Fuller Seminary
Dr. Stephen Nichols is on location at Fuller Theological Seminary in Pasadena, California, to discuss its founding and history.
We are still on the road making our way through California and looking at some pivotal moments in American Christianity that happened there. We’ve been in Los Angeles, and today we are in Pasadena. It’s a beautiful sunny day and I’m on the campus of Fuller Theological Seminary. This seminary played a key role in the post-World War II evangelicalism resurgence in American Christianity. It was founded by Charles E. Fuller, a host of a weekly radio program, and by Harold Ockenga, who was pastor at Park Street Church on the East Coast in Boston. Ockenga was a student of J. Gresham Machen at Westminster. In fact, Machen preached his ordination sermon, and Machen preached his installation sermon when Ockenga was ordained as a minister in the Philadelphia area. Then, he was installed in a church in Pittsburgh, and then he made his move to Park Street.

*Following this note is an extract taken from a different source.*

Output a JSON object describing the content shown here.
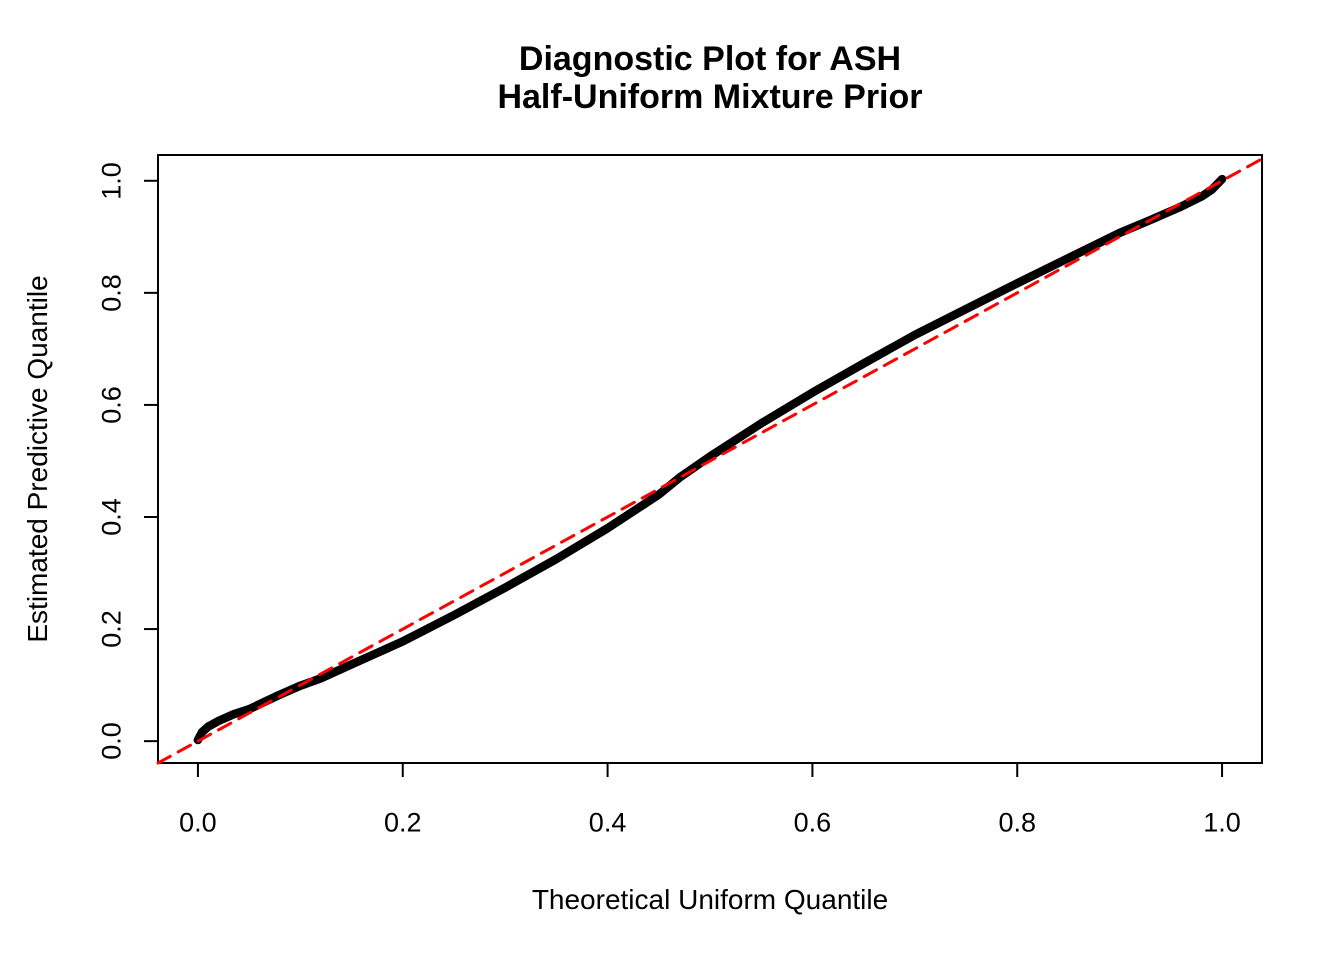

In 1947, Fuller and Ockenga joined forces and founded Fuller Seminary. This is right at the beginning of an evangelical resurgence coming out of the war. It was founded to counteract a separatism and an anti-intellectualism of certain strands of fundamentalism. Let’s take a look at some of its founders, some of its early faculty, and some of the emphases of this institution.
A bit then on Charles Fuller, he was born in 1887 in L.A. and he died here in Pasadena in 1967. He had a weekly radio program, the Old Fashioned Revival Hour. He was converted in 1916 and he was mentored by R.A. Torrey, president of what is now Biola College and Talbot Theological Seminary. He had a church, but in the 1930s he went on the radio. After a few years, the radio ministry grew and demanded his attention, so he passed off the church and went full into the radio program. Through the 1940s, he had an auditorium in Long Beach, California, and his radio program was recorded live before an audience.
The seminary was founded in 1947. That original faculty consisted of a number of giants of the story of American evangelicalism. Everett Harrison was a biblical scholar and part of the team. Carl F.H. Henry taught theology. The same year Fuller was founded, he published his book, The Uneasy Conscience of Modern Fundamentalism. Many see that, along with the crusades by Billy Graham here in L.A., as the beginnings of the modern instantiation of evangelicalism. Also on the faculty was Harold Lindsell, who taught theology and apologetics. He would play a crucial role in the next two decades, especially with his 1976 book, The Battle for the Bible. Wilbur Smith was part of that faculty and he taught English Bible. They were soon joined by Edward J. Carnell. It was Ockenga who was the first president, and he had both his church in Boston and was president of a seminary in California.
This was a time when there was certainly air travel, but it was not quite as efficient as it is in our day. Ockenga was a busy man, and very quickly realized that this was just not tenable. So, Carnell became the second president. Initially, Fuller was committed to a conservative evangelical theology, but in the 1960s faculty were coming in and you began to detect a different influence among them and at the seminary. It all came to a head in 1972 where the doctrinal statement of Fuller Theological Seminary was changed, and the issue orbited around the word “inerrancy.”
Harold Lindsell left the seminary a few years later and wrote his book, The Battle for the Bible. Right after that we have the writing of the Chicago Statement on Inerrancy. Much of that was a response to things that were happening not only at Fuller, but in other pockets of American evangelicalism. A fascinating take on all this is a book by George Marsden called Reforming Fundamentalism. That book is a great education on that post-World War II American evangelicalism and the role that Fuller Theological Seminary played in that important moment of American Christianity.